En relación con ello, Dorothy Pérez, contralora general, señaló que «durante la visita inspectora se constató que en el denominado ‘Paso Ancestral’ transitan personas adultas y niños sin mayores controles». La autoridad precisó que la estructura metálica observada es «precaria, no representa un impedimento real para el desplazamiento y cruce fronterizo, pudiendo ser superada fácilmente, pues se encuentra en malas condiciones», lo que contradice los estándares de seguridad esperados para una zona de alta sensibilidad migratoria.

El reporte también expone un preocupante abandono de la infraestructura tecnológica y sanitaria en el Complejo Fronterizo de Colchane. Según el documento, equipos esenciales como el Body Scan de la PDI, las máquinas de rayos X y el incinerador del SAG se encuentran inoperativos desde hace larga data.

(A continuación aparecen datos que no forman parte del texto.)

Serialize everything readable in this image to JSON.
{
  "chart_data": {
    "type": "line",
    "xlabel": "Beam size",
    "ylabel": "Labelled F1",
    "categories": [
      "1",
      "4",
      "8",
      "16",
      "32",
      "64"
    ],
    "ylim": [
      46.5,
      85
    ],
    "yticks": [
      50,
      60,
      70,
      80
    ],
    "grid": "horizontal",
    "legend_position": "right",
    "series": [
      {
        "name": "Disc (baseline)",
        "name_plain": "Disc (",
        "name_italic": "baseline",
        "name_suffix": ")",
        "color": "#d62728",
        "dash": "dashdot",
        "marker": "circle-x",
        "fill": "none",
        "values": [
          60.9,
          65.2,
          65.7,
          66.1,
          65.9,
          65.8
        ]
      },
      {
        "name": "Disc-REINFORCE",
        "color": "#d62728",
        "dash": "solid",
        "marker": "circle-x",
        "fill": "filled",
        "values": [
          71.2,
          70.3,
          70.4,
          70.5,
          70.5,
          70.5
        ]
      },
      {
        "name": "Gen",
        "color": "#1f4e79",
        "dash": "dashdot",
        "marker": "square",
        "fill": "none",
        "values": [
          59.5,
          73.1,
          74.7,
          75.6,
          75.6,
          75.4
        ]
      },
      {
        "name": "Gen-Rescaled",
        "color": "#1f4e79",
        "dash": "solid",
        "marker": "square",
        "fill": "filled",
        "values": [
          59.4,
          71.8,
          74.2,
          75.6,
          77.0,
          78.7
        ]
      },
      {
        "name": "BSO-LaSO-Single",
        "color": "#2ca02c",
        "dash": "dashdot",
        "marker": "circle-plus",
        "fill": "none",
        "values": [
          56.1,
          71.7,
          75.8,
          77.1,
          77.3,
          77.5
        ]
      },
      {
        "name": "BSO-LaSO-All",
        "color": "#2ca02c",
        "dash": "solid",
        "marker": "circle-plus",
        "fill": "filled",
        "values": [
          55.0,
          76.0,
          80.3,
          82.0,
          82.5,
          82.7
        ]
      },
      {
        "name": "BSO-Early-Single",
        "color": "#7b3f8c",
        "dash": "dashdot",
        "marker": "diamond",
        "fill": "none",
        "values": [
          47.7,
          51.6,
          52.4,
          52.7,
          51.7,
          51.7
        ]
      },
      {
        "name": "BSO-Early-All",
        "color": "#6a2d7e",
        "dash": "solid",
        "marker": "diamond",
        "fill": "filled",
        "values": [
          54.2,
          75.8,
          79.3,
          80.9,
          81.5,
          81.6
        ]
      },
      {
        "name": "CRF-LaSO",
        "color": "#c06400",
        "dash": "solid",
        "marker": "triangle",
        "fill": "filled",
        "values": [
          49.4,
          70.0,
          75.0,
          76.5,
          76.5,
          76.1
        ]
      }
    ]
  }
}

A esta situación se suma que Aduanas presenta una baja frecuencia de fiscalización con su camión scanner, promediando apenas 16 camiones por día, y que herramientas como detectores de gases y videoscopios no están siendo utilizados por el personal.

Por otra parte, la contralora enfatizó que, la Delegación Presidencial Provincial del Tamarugal (DPP del Tamarugal) cuenta con un plazo de 60 días hábiles para «acreditar las acciones necesarias tendientes a mejorar las condiciones de seguridad del ‘paso ancestral’, en especial la malla hexagonal».

A pesar de que la DPP del Tamarugal intentó eludir su responsabilidad técnica alegando que el sector estaba fuera de su perímetro administrativo, el organismo fiscalizador ratificó que el área está bajo su jurisdicción y exige soluciones inmediatas para frenar el riesgo de ingreso de drogas y el accionar de bandas criminales en la frontera.

Finalmente, la auditoría advirtió que la dotación de Policía Internacional es inferior a la requerida y que existe una ausencia total de Carabineros dentro del recinto fronterizo. Además, se detectó que 18 drones y equipos de vigilancia de última generación, adquiridos para reforzar el sistema fronterizo bajo el proyecto SIFRON, ni siquiera han sido entregados a las Fuerzas Armadas para su despliegue, dejando a la zona sin los recursos tecnológicos necesarios para un control efectivo en una de las rutas más complejas del desierto tarapaqueño.